Finkenauer Looks to Expand Resources for Next Generation of Farmers
Washington, July 25, 2019
Washington, D.C.— Today, the House Small Business Subcommittee on Rural Development, Agriculture, Trade, and Entrepreneurship, under Chairwoman Abby Finkenauer (D-IA) gathered young farmers and agricultural entrepreneurs to discuss the issues that they face and ways that Congress can support them.
"The future of our rural economy truly depends on this next generation," said Chairwoman Finkenauer. "Just like our teachers, police officers, and small business owners, farmers are part of the fabric of rural communities. They make places like my hometown somewhere people can work hard, raise a family, and build a good life."

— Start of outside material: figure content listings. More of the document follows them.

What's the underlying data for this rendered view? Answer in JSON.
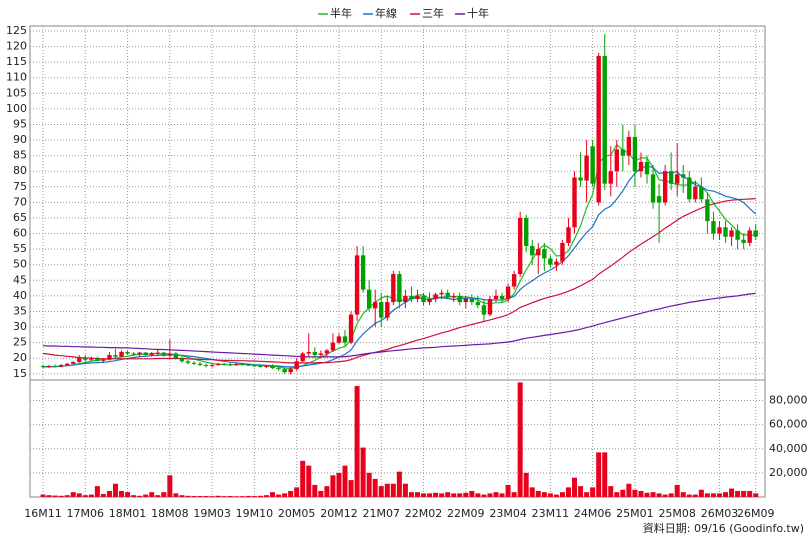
{
  "chart_data": {
    "type": "candlestick",
    "footnote": "資料日期: 09/16 (Goodinfo.tw)",
    "categories": [
      "16M11",
      null,
      null,
      null,
      null,
      null,
      null,
      "17M06",
      null,
      null,
      null,
      null,
      null,
      null,
      "18M01",
      null,
      null,
      null,
      null,
      null,
      null,
      "18M08",
      null,
      null,
      null,
      null,
      null,
      null,
      "19M03",
      null,
      null,
      null,
      null,
      null,
      null,
      "19M10",
      null,
      null,
      null,
      null,
      null,
      null,
      "20M05",
      null,
      null,
      null,
      null,
      null,
      null,
      "20M12",
      null,
      null,
      null,
      null,
      null,
      null,
      "21M07",
      null,
      null,
      null,
      null,
      null,
      null,
      "22M02",
      null,
      null,
      null,
      null,
      null,
      null,
      "22M09",
      null,
      null,
      null,
      null,
      null,
      null,
      "23M04",
      null,
      null,
      null,
      null,
      null,
      null,
      "23M11",
      null,
      null,
      null,
      null,
      null,
      null,
      "24M06",
      null,
      null,
      null,
      null,
      null,
      null,
      "25M01",
      null,
      null,
      null,
      null,
      null,
      null,
      "25M08",
      null,
      null,
      null,
      null,
      null,
      null,
      "26M03",
      null,
      null,
      null,
      null,
      null,
      "26M09"
    ],
    "open": [
      17.5,
      17.2,
      17.5,
      17.3,
      17.8,
      18.2,
      18.8,
      20,
      19.5,
      20,
      19.2,
      19.5,
      21,
      20.5,
      22,
      21.5,
      21.2,
      21.8,
      21,
      21.5,
      21.8,
      20.8,
      21.5,
      20,
      19,
      18.5,
      18.2,
      17.8,
      17.5,
      17.8,
      18.2,
      18,
      17.8,
      18.1,
      17.9,
      17.7,
      17.5,
      17.2,
      17.5,
      16.8,
      16.5,
      15.5,
      16.5,
      19,
      21.5,
      22,
      21,
      21.5,
      22.5,
      25,
      27,
      25,
      34,
      53,
      42,
      36,
      38,
      33,
      38,
      47,
      38,
      40,
      39,
      40,
      38,
      39,
      40.5,
      41,
      39.5,
      40,
      38,
      39,
      38,
      37,
      34,
      39,
      40,
      39,
      43,
      47,
      65,
      56,
      53,
      55,
      52,
      50,
      51,
      57,
      62,
      78,
      77,
      88,
      70,
      117,
      76,
      80,
      87,
      85,
      91,
      80,
      83,
      79,
      72,
      70,
      80,
      76,
      79,
      78,
      71,
      75,
      71,
      64,
      60,
      62,
      59,
      61,
      58,
      57,
      61
    ],
    "high": [
      18,
      17.8,
      18,
      18.2,
      18.5,
      19,
      21,
      21,
      20.5,
      20.5,
      20,
      22,
      23,
      22.5,
      22.5,
      22,
      22,
      22,
      22,
      23,
      22,
      26,
      22,
      20.5,
      19.5,
      19,
      18.8,
      18.3,
      18,
      18.5,
      18.5,
      18.5,
      18.3,
      18.5,
      18.3,
      18,
      18,
      17.8,
      18,
      17.5,
      17,
      17,
      20,
      22,
      28,
      23.5,
      22.5,
      23,
      28,
      28,
      29,
      35,
      56,
      56,
      45,
      42,
      41,
      40,
      48,
      48,
      42,
      43,
      42,
      41,
      41,
      41,
      42,
      42,
      41,
      41,
      40,
      40.5,
      40,
      39,
      40,
      42,
      41,
      44,
      48,
      67,
      66,
      58,
      57,
      57,
      53,
      52,
      58,
      65,
      80,
      86,
      90,
      90,
      118,
      124,
      88,
      90,
      95,
      93,
      95,
      86,
      85,
      82,
      76,
      82,
      86,
      89,
      82,
      80,
      77,
      78,
      73,
      67,
      64,
      64,
      62,
      63,
      60,
      62,
      63
    ],
    "low": [
      16.8,
      16.9,
      17,
      17,
      17.5,
      18,
      18.5,
      18.8,
      19,
      19,
      18.5,
      19.3,
      20,
      20.2,
      21,
      20.8,
      20.5,
      20.8,
      20.5,
      20.8,
      20.5,
      20,
      19.5,
      18.5,
      18,
      17.8,
      17.5,
      17,
      17,
      17.5,
      17.8,
      17.5,
      17.5,
      17.6,
      17.5,
      17.2,
      17,
      16.8,
      16.5,
      16,
      15,
      14.8,
      16,
      18.8,
      20.5,
      20,
      20,
      20.5,
      22,
      24.5,
      24,
      24.5,
      32,
      41,
      35,
      30,
      30,
      32,
      37,
      36,
      36,
      38,
      38,
      37,
      37,
      38,
      39,
      39,
      38,
      37,
      36,
      37,
      36,
      32,
      33.5,
      38,
      38,
      38,
      42,
      46,
      54,
      50,
      47,
      48,
      49,
      48,
      50,
      56,
      60,
      75,
      70,
      75,
      69,
      74,
      72,
      75,
      80,
      82,
      75,
      78,
      76,
      68,
      57,
      69,
      74,
      72,
      73,
      70,
      70,
      70,
      60,
      58,
      58,
      57,
      56,
      55,
      55,
      56,
      58
    ],
    "close": [
      17.2,
      17.5,
      17.3,
      17.8,
      18.2,
      18.8,
      20,
      19.5,
      20,
      19.2,
      19.5,
      21,
      20.5,
      22,
      21.5,
      21.2,
      21.8,
      21,
      21.5,
      21.8,
      20.8,
      21.5,
      20,
      19,
      18.5,
      18.2,
      17.8,
      17.5,
      17.8,
      18.2,
      18,
      17.8,
      18.1,
      17.9,
      17.7,
      17.5,
      17.2,
      17.5,
      16.8,
      16.5,
      15.5,
      16.5,
      19,
      21.5,
      22,
      21,
      21.5,
      22.5,
      25,
      27,
      25,
      34,
      53,
      42,
      36,
      38,
      33,
      38,
      47,
      38,
      40,
      39,
      40,
      38,
      39,
      40.5,
      41,
      39.5,
      40,
      38,
      39,
      38,
      37,
      34,
      39,
      40,
      39,
      43,
      47,
      65,
      56,
      53,
      55,
      52,
      50,
      51,
      57,
      62,
      78,
      77,
      85,
      76,
      117,
      76,
      80,
      87,
      85,
      91,
      80,
      83,
      79,
      70,
      70,
      80,
      76,
      79,
      78,
      71,
      75,
      71,
      64,
      60,
      62,
      59,
      61,
      58,
      57,
      61,
      59
    ],
    "up_color": "#e8001c",
    "down_color": "#00a000",
    "ylim": [
      13,
      125
    ],
    "yticks": [
      15,
      20,
      25,
      30,
      35,
      40,
      45,
      50,
      55,
      60,
      65,
      70,
      75,
      80,
      85,
      90,
      95,
      100,
      105,
      110,
      115,
      120,
      125
    ],
    "series": [
      {
        "name": "半年",
        "color": "#22bb22",
        "values": [
          17.2,
          17.3,
          17.3,
          17.4,
          17.6,
          17.8,
          18.3,
          18.6,
          19.1,
          19.3,
          19.5,
          19.9,
          19.95,
          20.4,
          20.6,
          21,
          21.3,
          21.3,
          21.5,
          21.5,
          21.4,
          21.4,
          21.1,
          20.8,
          20.3,
          19.7,
          19.2,
          18.7,
          18.3,
          18,
          17.9,
          17.9,
          17.9,
          18,
          18,
          17.8,
          17.7,
          17.6,
          17.4,
          17.2,
          16.8,
          16.7,
          17,
          17.6,
          18.5,
          19.3,
          20.3,
          21.3,
          22.3,
          23.2,
          23.7,
          25.8,
          31.1,
          34.3,
          36.2,
          38,
          39.3,
          40,
          39,
          38.3,
          39,
          39,
          40.3,
          40.3,
          39,
          39.4,
          39.6,
          39.7,
          39.7,
          39.7,
          39.7,
          39.3,
          38.6,
          37.7,
          37.5,
          37.8,
          37.8,
          38.7,
          40.7,
          44.7,
          48.3,
          51.5,
          54.8,
          56.3,
          55.2,
          52.8,
          53,
          54.5,
          58.3,
          62.5,
          68.3,
          72.5,
          82.5,
          84.8,
          85.2,
          88.5,
          86.8,
          85.8,
          83.2,
          84.3,
          84.2,
          81.3,
          77.2,
          77,
          76.3,
          75.7,
          75.5,
          75.7,
          76.5,
          75,
          73,
          69.8,
          67.2,
          64.5,
          62.8,
          60.7,
          59.5,
          59.7,
          59.3
        ]
      },
      {
        "name": "年線",
        "color": "#1a73c8",
        "values": [
          17.2,
          17.3,
          17.3,
          17.4,
          17.6,
          17.8,
          18.1,
          18.3,
          18.5,
          18.6,
          18.7,
          18.9,
          19.2,
          19.6,
          19.9,
          20.2,
          20.5,
          20.6,
          20.8,
          20.9,
          21,
          21.1,
          21.1,
          20.9,
          20.7,
          20.5,
          20.2,
          19.9,
          19.6,
          19.3,
          19,
          18.7,
          18.5,
          18.3,
          18.1,
          17.9,
          17.8,
          17.7,
          17.6,
          17.5,
          17.3,
          17.2,
          17.2,
          17.5,
          17.8,
          18.1,
          18.4,
          18.8,
          19.5,
          20.4,
          21.2,
          22.6,
          25.6,
          27.8,
          29.5,
          31.2,
          32.1,
          33.4,
          35.4,
          36.7,
          37.9,
          39,
          39.5,
          39,
          38.8,
          39.2,
          39.4,
          39.2,
          38.8,
          39.2,
          39.2,
          39.3,
          39.2,
          38.8,
          38.6,
          38.7,
          38.6,
          39.2,
          39.8,
          42,
          43.6,
          44.8,
          46.2,
          47.3,
          48.3,
          49.5,
          51,
          52.9,
          55.4,
          58,
          60.3,
          62.2,
          66,
          67.8,
          68.8,
          71.1,
          73.7,
          76.9,
          79.3,
          81,
          81.7,
          81.2,
          79.3,
          79.6,
          79.5,
          79.8,
          78,
          77.5,
          75.5,
          75,
          73.9,
          73.6,
          72.9,
          72,
          71.5,
          71,
          70,
          68,
          66.3
        ]
      },
      {
        "name": "三年",
        "color": "#d0103a",
        "values": [
          21.5,
          21.3,
          21,
          20.8,
          20.6,
          20.4,
          20.2,
          20.1,
          20,
          19.9,
          19.8,
          19.8,
          19.8,
          19.8,
          19.8,
          19.8,
          19.8,
          19.8,
          19.8,
          19.9,
          19.9,
          19.9,
          19.9,
          19.9,
          19.8,
          19.7,
          19.6,
          19.5,
          19.5,
          19.4,
          19.3,
          19.3,
          19.2,
          19.2,
          19.1,
          19.1,
          19,
          18.9,
          18.8,
          18.7,
          18.6,
          18.5,
          18.5,
          18.5,
          18.5,
          18.5,
          18.6,
          18.6,
          18.7,
          18.9,
          19.1,
          19.5,
          20.3,
          20.9,
          21.4,
          21.9,
          22.3,
          22.8,
          23.5,
          24,
          24.6,
          25.2,
          25.8,
          26.3,
          26.9,
          27.5,
          28.1,
          28.6,
          29.2,
          29.8,
          30.3,
          30.8,
          31.3,
          31.8,
          32.3,
          32.8,
          33.3,
          34,
          35,
          36.3,
          37,
          37.8,
          38.5,
          39.2,
          39.7,
          40.2,
          40.8,
          41.5,
          42.3,
          43.2,
          44.3,
          45.3,
          47,
          48.3,
          49.6,
          51,
          52.4,
          54,
          55.3,
          56.6,
          57.8,
          59,
          60.3,
          61.7,
          63,
          64.3,
          65.5,
          66.4,
          67.3,
          68.2,
          68.9,
          69.5,
          70,
          70.4,
          70.7,
          70.9,
          71,
          71.1,
          71.2
        ]
      },
      {
        "name": "十年",
        "color": "#6a1aa8",
        "values": [
          24,
          23.9,
          23.9,
          23.8,
          23.8,
          23.7,
          23.7,
          23.6,
          23.6,
          23.5,
          23.5,
          23.4,
          23.4,
          23.3,
          23.3,
          23.2,
          23.1,
          23,
          22.9,
          22.8,
          22.8,
          22.7,
          22.6,
          22.5,
          22.4,
          22.3,
          22.2,
          22.1,
          22,
          21.9,
          21.8,
          21.7,
          21.6,
          21.5,
          21.4,
          21.3,
          21.2,
          21.1,
          21,
          20.9,
          20.8,
          20.7,
          20.6,
          20.5,
          20.4,
          20.4,
          20.4,
          20.4,
          20.4,
          20.4,
          20.5,
          20.7,
          21,
          21.3,
          21.6,
          21.8,
          22,
          22.2,
          22.4,
          22.6,
          22.8,
          23,
          23.1,
          23.3,
          23.4,
          23.5,
          23.7,
          23.8,
          23.9,
          24,
          24.1,
          24.3,
          24.4,
          24.5,
          24.6,
          24.8,
          25,
          25.2,
          25.5,
          26,
          26.4,
          26.7,
          27,
          27.3,
          27.6,
          27.9,
          28.2,
          28.5,
          28.9,
          29.3,
          29.8,
          30.3,
          30.9,
          31.4,
          31.9,
          32.4,
          32.9,
          33.4,
          33.9,
          34.4,
          34.9,
          35.4,
          35.8,
          36.3,
          36.7,
          37.1,
          37.5,
          37.9,
          38.2,
          38.5,
          38.8,
          39.1,
          39.3,
          39.6,
          39.8,
          40,
          40.3,
          40.6,
          40.8
        ]
      }
    ],
    "volume": {
      "color": "#e8001c",
      "ylim": [
        0,
        97000
      ],
      "yticks": [
        {
          "value": 20000,
          "label": "20,000"
        },
        {
          "value": 40000,
          "label": "40,000"
        },
        {
          "value": 60000,
          "label": "60,000"
        },
        {
          "value": 80000,
          "label": "80,000"
        }
      ],
      "values": [
        2000,
        1500,
        1200,
        1000,
        1500,
        4000,
        3000,
        1500,
        2000,
        9000,
        2500,
        5000,
        11000,
        5000,
        4000,
        1500,
        1000,
        2000,
        4000,
        1500,
        4000,
        18000,
        3000,
        1500,
        1000,
        800,
        800,
        800,
        700,
        1000,
        700,
        800,
        600,
        700,
        900,
        800,
        1000,
        1500,
        4000,
        2000,
        3000,
        5000,
        8000,
        30000,
        26000,
        10000,
        5000,
        9000,
        18000,
        20000,
        26000,
        14000,
        92000,
        41000,
        20000,
        15000,
        9000,
        11000,
        11000,
        21000,
        11000,
        4000,
        4000,
        3000,
        3000,
        3500,
        3000,
        4000,
        3000,
        3000,
        3500,
        5000,
        3000,
        2000,
        3000,
        4000,
        3000,
        10000,
        4000,
        95000,
        20000,
        8000,
        5000,
        4000,
        3000,
        2000,
        4000,
        8000,
        16000,
        9000,
        4000,
        8000,
        37000,
        37000,
        9000,
        4000,
        6000,
        11000,
        6000,
        5000,
        3500,
        4000,
        3000,
        2000,
        3000,
        10000,
        4000,
        2000,
        2000,
        6000,
        3000,
        3000,
        3000,
        4000,
        7000,
        5000,
        5000,
        5000,
        3000
      ]
    },
    "grid": true
  }
}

The agricultural industry has played a substantial role in America's culture and economy throughout our nation's history. According to the last United States Department of Agriculture (USDA) census, American farms and ranches produced $388.5 billion of economic output. In the early 20th century, 38% of Americans were farms and more than half the U.S. population lived in rural parts of the country. While farming remains an integral part of our country, today only 2% of Americans work on farms with 1/5th residing in rural areas. Today's farmers face many challenges, including increased movement into cities, an aging population, farm consolidation, and unpredictable weather patterns.
Another substantial challenge that the agricultural sector faces is the aging population of farmers and ranchers. The average age of an American farmer is 58 years old, and farmers over the age of 55 now outnumber farmers under 35 by a margin of seven to one.
However, in recent years, a younger generation of farmers has stepped up to join the industry and learn from their older counterparts. In 2017, the Census of Agriculture registered an increase over the previous census in the number of farmers under 35 years old. Yet, young farmers are facing many unique barriers to entering the industry, including lack of access to affordable land and capital and mounting student loan bills.
During the hearing, Committee members spoke with young farmers about the challenges that they face and solutions that would help them flourish and help other young people looking to enter the industry.
“When I first began farming, I sold primarily to family and friends. Today, I sell these crops throughout Eastern Iowa—to grocery stores, restaurants, caterers, school districts, and colleges,” said Jason Grimm, Owner of Grimm Family Farm in Williamsburg Iowa. “Now in my eighth growing season, like so many other young farmers across the country, I have found myself limited by the instability of growing a business on leased land without an opportunity to build infrastructure and earn equity through ownership.”
“Farmers work day in and day out to feed our families and our communities,” said Meri Lillia Mullins a Farm Manager from Longmont, CO. “I would love for this to be my life’s work. The unfortunate reality is the risk is too high with my student debt burden and without inheriting any land. The current condition of the ranch I manage now is not conducive to turn a living profit in the next few years.”
“I would ask that you all invest in a model that is proven to work – apprenticeships,” said Matthew Keesling, a Farm Manager from Deerbrook, WI. “Protect the grants that are currently available and allocate them to better serving non-profits. Universities ‘study’ but non-profits ‘do’. Allow incentives for trainers and mentors as they grow the next generation of farmers.”
“As we have heard today, new farmers and ranchers face some significant challenges,” said Chairwoman Finkenauer. “But there are opportunities for the next generation to be part of the solutions to revitalize our rural communities, to make a home for their families, and to provide a service to our country.”